Optimal cost for strengthening or destroying a given network

Strengthening or destroying a network is a very important issue in designing resilient networks or in planning attacks against networks, including planning strategies to immunize a network against diseases, viruses, etc. Here we develop a method for strengthening or destroying a random network with a minimum cost. We assume a correlation between the cost required to strengthen or destroy a node and the degree of the node. Accordingly, we define a cost function $c\left(k\right)$, which is the cost of strengthening or destroying a node with degree $k$. Using the degrees $k$ in a network and the cost function $c\left(k\right)$, we develop a method for defining a list of priorities of degrees and for choosing the right group of degrees to be strengthened or destroyed that minimizes the total price of strengthening or destroying the entire network.
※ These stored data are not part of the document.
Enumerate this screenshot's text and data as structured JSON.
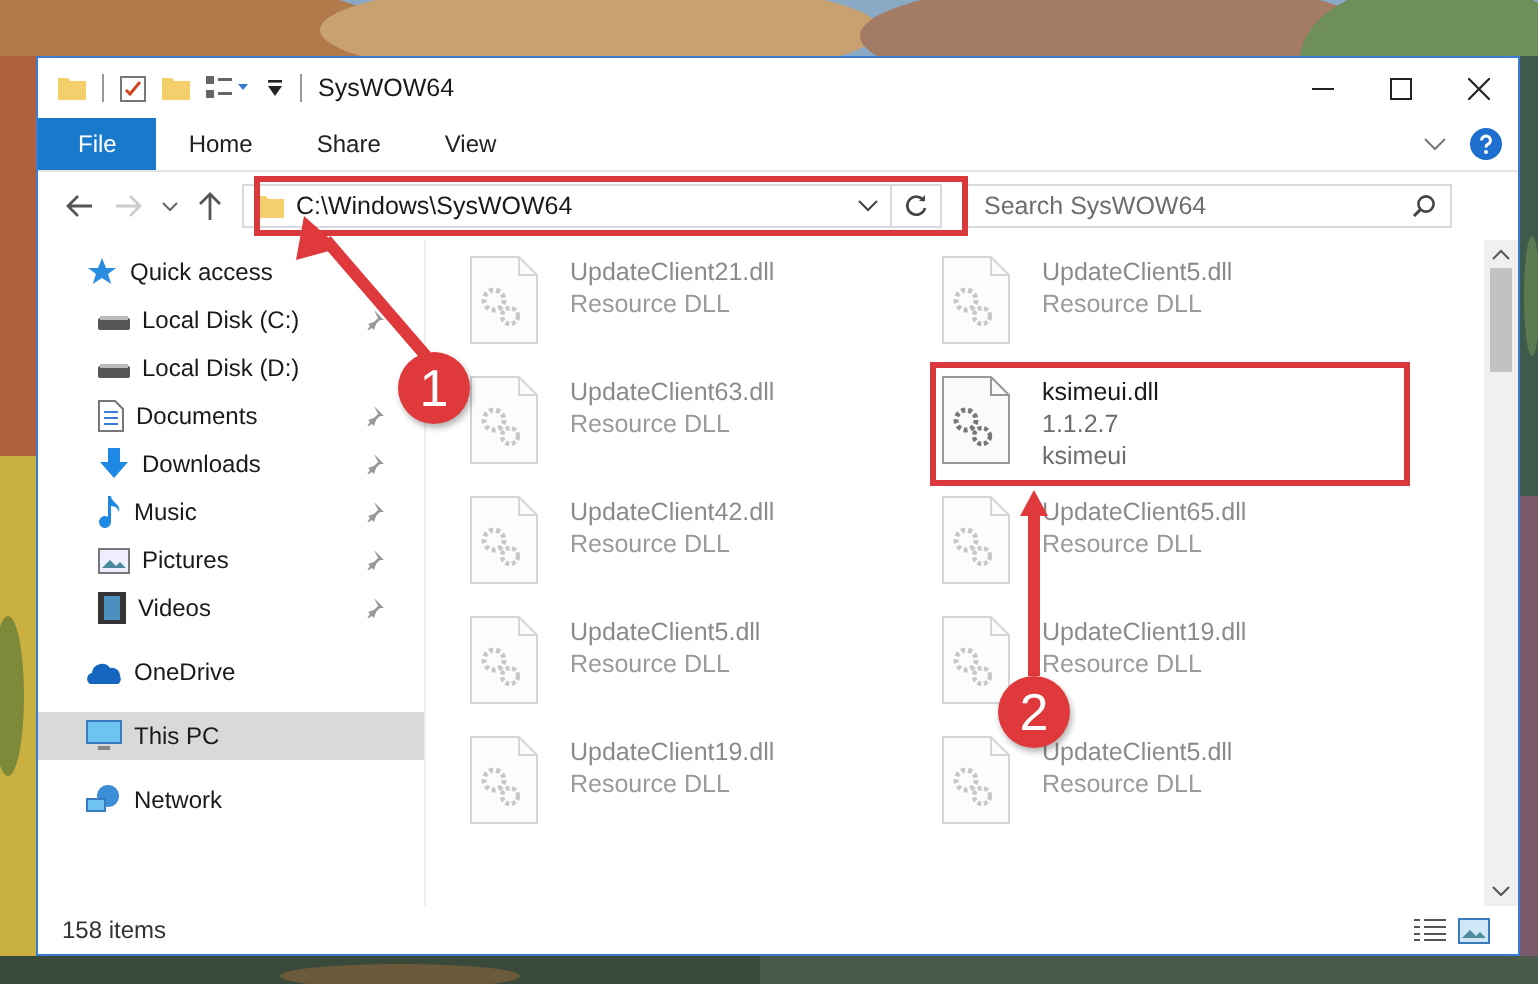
{
  "window": {
    "title": "SysWOW64"
  },
  "ribbon": {
    "tabs": [
      {
        "label": "File",
        "selected": true
      },
      {
        "label": "Home",
        "selected": false
      },
      {
        "label": "Share",
        "selected": false
      },
      {
        "label": "View",
        "selected": false
      }
    ]
  },
  "address_bar": {
    "path": "C:\\Windows\\SysWOW64"
  },
  "search": {
    "placeholder": "Search SysWOW64"
  },
  "nav": {
    "items": [
      {
        "label": "Quick access",
        "kind": "star",
        "selected": false,
        "children": [
          {
            "label": "Local Disk (C:)",
            "kind": "disk",
            "pinned": true
          },
          {
            "label": "Local Disk (D:)",
            "kind": "disk",
            "pinned": false
          },
          {
            "label": "Documents",
            "kind": "documents",
            "pinned": true
          },
          {
            "label": "Downloads",
            "kind": "downloads",
            "pinned": true
          },
          {
            "label": "Music",
            "kind": "music",
            "pinned": true
          },
          {
            "label": "Pictures",
            "kind": "pictures",
            "pinned": true
          },
          {
            "label": "Videos",
            "kind": "videos",
            "pinned": true
          }
        ]
      },
      {
        "label": "OneDrive",
        "kind": "cloud",
        "selected": false
      },
      {
        "label": "This PC",
        "kind": "pc",
        "selected": true
      },
      {
        "label": "Network",
        "kind": "network",
        "selected": false
      }
    ]
  },
  "files": [
    {
      "name": "UpdateClient21.dll",
      "lines": [
        "Resource DLL"
      ],
      "faded": true
    },
    {
      "name": "UpdateClient5.dll",
      "lines": [
        "Resource DLL"
      ],
      "faded": true
    },
    {
      "name": "UpdateClient63.dll",
      "lines": [
        "Resource DLL"
      ],
      "faded": true
    },
    {
      "name": "ksimeui.dll",
      "lines": [
        "1.1.2.7",
        "ksimeui"
      ],
      "faded": false
    },
    {
      "name": "UpdateClient42.dll",
      "lines": [
        "Resource DLL"
      ],
      "faded": true
    },
    {
      "name": "UpdateClient65.dll",
      "lines": [
        "Resource DLL"
      ],
      "faded": true
    },
    {
      "name": "UpdateClient5.dll",
      "lines": [
        "Resource DLL"
      ],
      "faded": true
    },
    {
      "name": "UpdateClient19.dll",
      "lines": [
        "Resource DLL"
      ],
      "faded": true
    },
    {
      "name": "UpdateClient19.dll",
      "lines": [
        "Resource DLL"
      ],
      "faded": true
    },
    {
      "name": "UpdateClient5.dll",
      "lines": [
        "Resource DLL"
      ],
      "faded": true
    }
  ],
  "status_bar": {
    "count": "158 items"
  },
  "callouts": [
    {
      "number": "1"
    },
    {
      "number": "2"
    }
  ]
}
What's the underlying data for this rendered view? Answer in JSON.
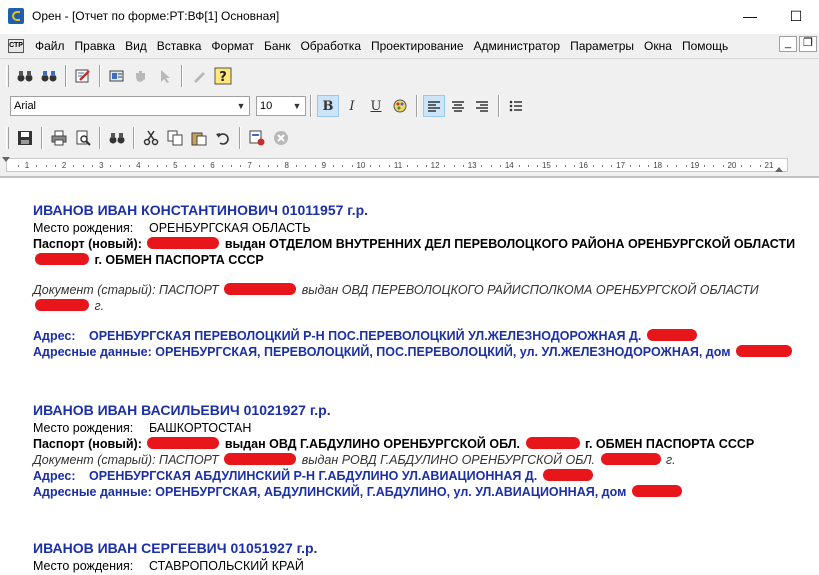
{
  "window": {
    "title": "Орен - [Отчет по форме:РТ:ВФ[1] Основная]",
    "minimize": "—",
    "maximize": "☐"
  },
  "menu": {
    "mdi_icon": "СТР",
    "items": [
      "Файл",
      "Правка",
      "Вид",
      "Вставка",
      "Формат",
      "Банк",
      "Обработка",
      "Проектирование",
      "Администратор",
      "Параметры",
      "Окна",
      "Помощь"
    ],
    "mdi_min": "_",
    "mdi_restore": "❐"
  },
  "format_toolbar": {
    "font": "Arial",
    "size": "10"
  },
  "ruler": {
    "numbers": [
      "1",
      "2",
      "3",
      "4",
      "5",
      "6",
      "7",
      "8",
      "9",
      "10",
      "11",
      "12",
      "13",
      "14",
      "15",
      "16",
      "17",
      "18",
      "19",
      "20",
      "21"
    ]
  },
  "records": [
    {
      "name": "ИВАНОВ ИВАН КОНСТАНТИНОВИЧ 01011957 г.р.",
      "birthplace_label": "Место рождения:",
      "birthplace": "ОРЕНБУРГСКАЯ ОБЛАСТЬ",
      "passport_label": "Паспорт (новый):",
      "passport_issued": "выдан ОТДЕЛОМ ВНУТРЕННИХ ДЕЛ ПЕРЕВОЛОЦКОГО РАЙОНА ОРЕНБУРГСКОЙ ОБЛАСТИ",
      "passport_tail": "г. ОБМЕН ПАСПОРТА СССР",
      "doc_label": "Документ (старый): ПАСПОРТ",
      "doc_issued": "выдан ОВД ПЕРЕВОЛОЦКОГО РАЙИСПОЛКОМА  ОРЕНБУРГСКОЙ ОБЛАСТИ",
      "doc_tail": "г.",
      "address_label": "Адрес:",
      "address": "ОРЕНБУРГСКАЯ ПЕРЕВОЛОЦКИЙ Р-Н ПОС.ПЕРЕВОЛОЦКИЙ УЛ.ЖЕЛЕЗНОДОРОЖНАЯ Д.",
      "addrdata_label": "Адресные данные:",
      "addrdata": "ОРЕНБУРГСКАЯ, ПЕРЕВОЛОЦКИЙ, ПОС.ПЕРЕВОЛОЦКИЙ, ул. УЛ.ЖЕЛЕЗНОДОРОЖНАЯ, дом"
    },
    {
      "name": "ИВАНОВ ИВАН ВАСИЛЬЕВИЧ 01021927 г.р.",
      "birthplace_label": "Место рождения:",
      "birthplace": "БАШКОРТОСТАН",
      "passport_label": "Паспорт (новый):",
      "passport_issued": "выдан ОВД Г.АБДУЛИНО ОРЕНБУРГСКОЙ ОБЛ.",
      "passport_tail": "г. ОБМЕН ПАСПОРТА СССР",
      "doc_label": "Документ (старый): ПАСПОРТ",
      "doc_issued": "выдан РОВД Г.АБДУЛИНО ОРЕНБУРГСКОЙ ОБЛ.",
      "doc_tail": "г.",
      "address_label": "Адрес:",
      "address": "ОРЕНБУРГСКАЯ АБДУЛИНСКИЙ Р-Н Г.АБДУЛИНО УЛ.АВИАЦИОННАЯ Д.",
      "addrdata_label": "Адресные данные:",
      "addrdata": "ОРЕНБУРГСКАЯ, АБДУЛИНСКИЙ, Г.АБДУЛИНО, ул. УЛ.АВИАЦИОННАЯ, дом"
    },
    {
      "name": "ИВАНОВ ИВАН СЕРГЕЕВИЧ 01051927 г.р.",
      "birthplace_label": "Место рождения:",
      "birthplace": "СТАВРОПОЛЬСКИЙ КРАЙ"
    }
  ]
}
We find that the list of priorities of degrees is universal and independent of the network's degree distribution, for all kinds of random networks. The list of priorities is the same for both strengthening a network and for destroying a network with minimum cost. However, in spite of this similarity, there is a difference between their $p_c$, the critical fraction of nodes that has to be functional to guarantee the existence of a giant component in the network.

Figure 1

Demonstrating the behavior of $z\left(k\right)$ when the maximum degree of the network is 10 [(a), (b)] with power-law cost function and [(c), (d)] with exponential cost function: (a) An extremum maximum for $z\left(k\right)$ at intermediate values of $k$ $\left(k_{\max }=5\right)$ when $\alpha =2.25$ (and in general for any $2<\alpha <3)$. (b) Monotonic decreasing function of $z\left(k\right)$ for $\alpha =3.2$ (and in general for any $\alpha \ge 3)$. (c) The case of very small $\beta$ where $z\left(k\right)$ behaves as a monotonic increasing function. (d) An extremum maximum for $z\left(k\right)$ at intermediate values of $k$ $\left(k_{\max }=6\right)$ when $\beta =0.4$ (and in general for all $0<\beta <1.5)$. In all cases, for simplifying the demonstration, the values of $z\left(k\right)$ were normalized by dividing them by the maximum value of the original series $z\left(k\right)$.

Figure 2

[(a), (b)] Behavior of the size of the giant component vs the normalized accumulated cost: Cost function is power law $c\left(k\right)=k^{\alpha }$. Open symbols represent simulations results of ER networks having $N={10}^3$ nodes: (a) Average degree $\lambda =4$ and $\alpha =3.2$. (b) Average degree $\lambda =8$ and $\alpha =1$. A normalization of the cost values $P$ on the $x$ axis was implemented by dividing by the minimum total cost $P_{\min }$ of the four curves (strategies). [(c), (d)] Behavior of the size of the giant component vs the cost: Cost function is exponential $c\left(k\right)=e^{\beta k}$. (c) Average degree $\lambda =4$ and $\beta =0.2$. (d) Average degree $\lambda =8$ and $\beta =2.5$. Averages are taken over 50 realizations. The $\alpha$'s and $\beta$'s values were taken as an examples to ranges that state different orders of degrees to be destroyed: descending order from high degrees and ascending order from low degrees and the intermediate degrees. In the right-hand side of the graphs, the four bars demonstrate the fraction of the removed nodes from each degree in each graph. Each bar is shown by a symbol respective to the symbol of the graph that it represents. Inset in panels (c) and (d): Closeup of the region where there are several curves that intersect the $x$ axis very closely. In accordance with our prediction, the curves that represent our method (rectangles) intersect the $x$ axis at the lowest point compared to the other curves.

Figure 3

Behavior of the size of the giant component in SF networks: Open symbols represent simulations results of SF networks having $N={10}^3$ nodes. The exponent $\gamma$ in the distribution $p\left(k\right)=C{k}^{-\gamma }$ is 2.8. [(a), (b)] Cost function $c\left(k\right)$ is power law with (a) $\alpha =1.0$, (b) $\alpha =3.2$. [(c), (d)] Cost function $c\left(k\right)$ is exponential with (c) $\beta =0.01$, (d) $\beta =2.5$. In each of the graphs the order of choosing the degrees to be removed is identical to the graphs in Fig. 2, except the curves that are signed by circles where only 1% (and not 5% as in Fig. 2) of the nodes with the highest degrees are not removed. For the convenience, the bars in the right side of each figure were truncated arbitrarily above $k=20$, but in fact they include also the hubs with degrees up to about $k=40$. Inset in (b): Closeup of the region where there are two curves that intersect the $x$ axis very closely. In accordance with our prediction, the curve that represents our method (rectangles) intersects the $x$ axis at the lowest point compared to the other curves.